A Deep Learning Based Unsupervised Method to Impute Missing Values in Patient Records for Improved Management of Cardiovascular Patients

A Deep Learning Based Unsupervised Method to Impute Missing Values in Patient Records for Improved Management of Cardiovascular Patients

Abstract 

Physicians increasingly depend on electronic health records (EHRs) to manage patients. However, many patient records have substantial missing values that pose a fundamental challenge to their clinical use. To address this prevailing challenge, we propose an unsupervised deep-learning method that can facilitate physicians’ use of EHRs to improve their management of cardiovascular patients. We build on the deep autoencoder framework and develop a novel method to impute missing values in patient records.
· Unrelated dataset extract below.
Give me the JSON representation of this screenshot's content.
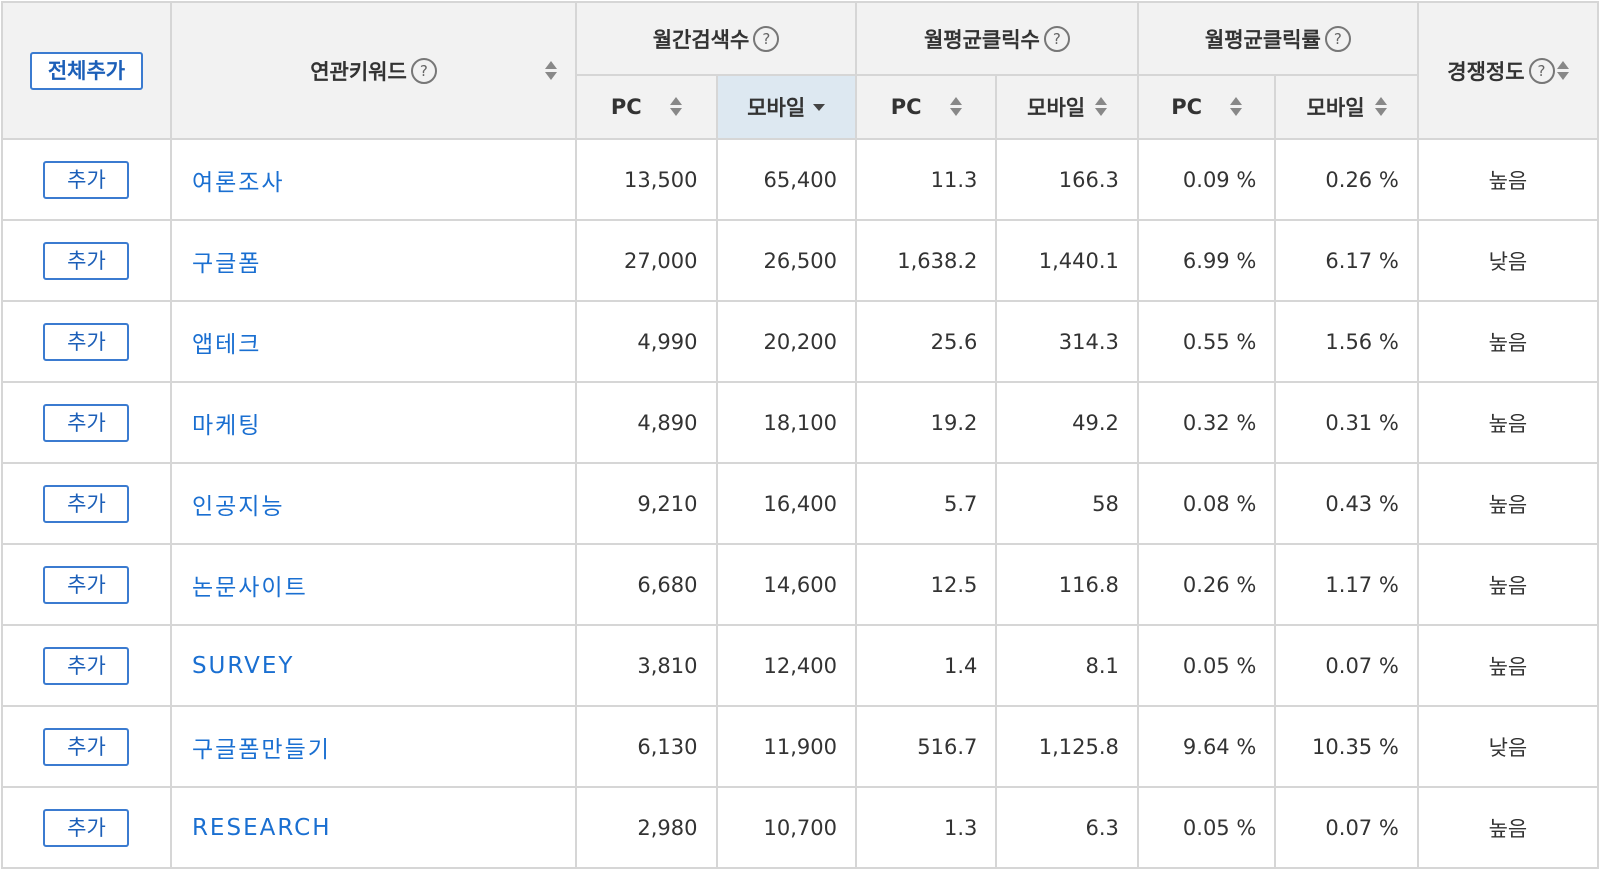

To demonstrate its clinical applicability and value, we evaluate the proposed method's imputation effectiveness and predictive efficacy using data from cardiovascular patients, in comparison with several prevalent imputation techniques. By reducing imputation errors, our method empowers the use of EHRs and health analytics for improved management of cardiovascular patients. The evaluation results reinforce the importance of properly addressing missing values in patient records and illustrate how effective imputations can achieve greater predictive efficacy for assessing important patient outcomes. Our proposed method better imputes missing values in cardiovascular patient records than several prevalent techniques. Supported by this method, physicians can gain effectiveness in their patient management, because they can make timely outcome estimations (predictions) and therapeutic treatment assessments, enabled by the imputed patient data.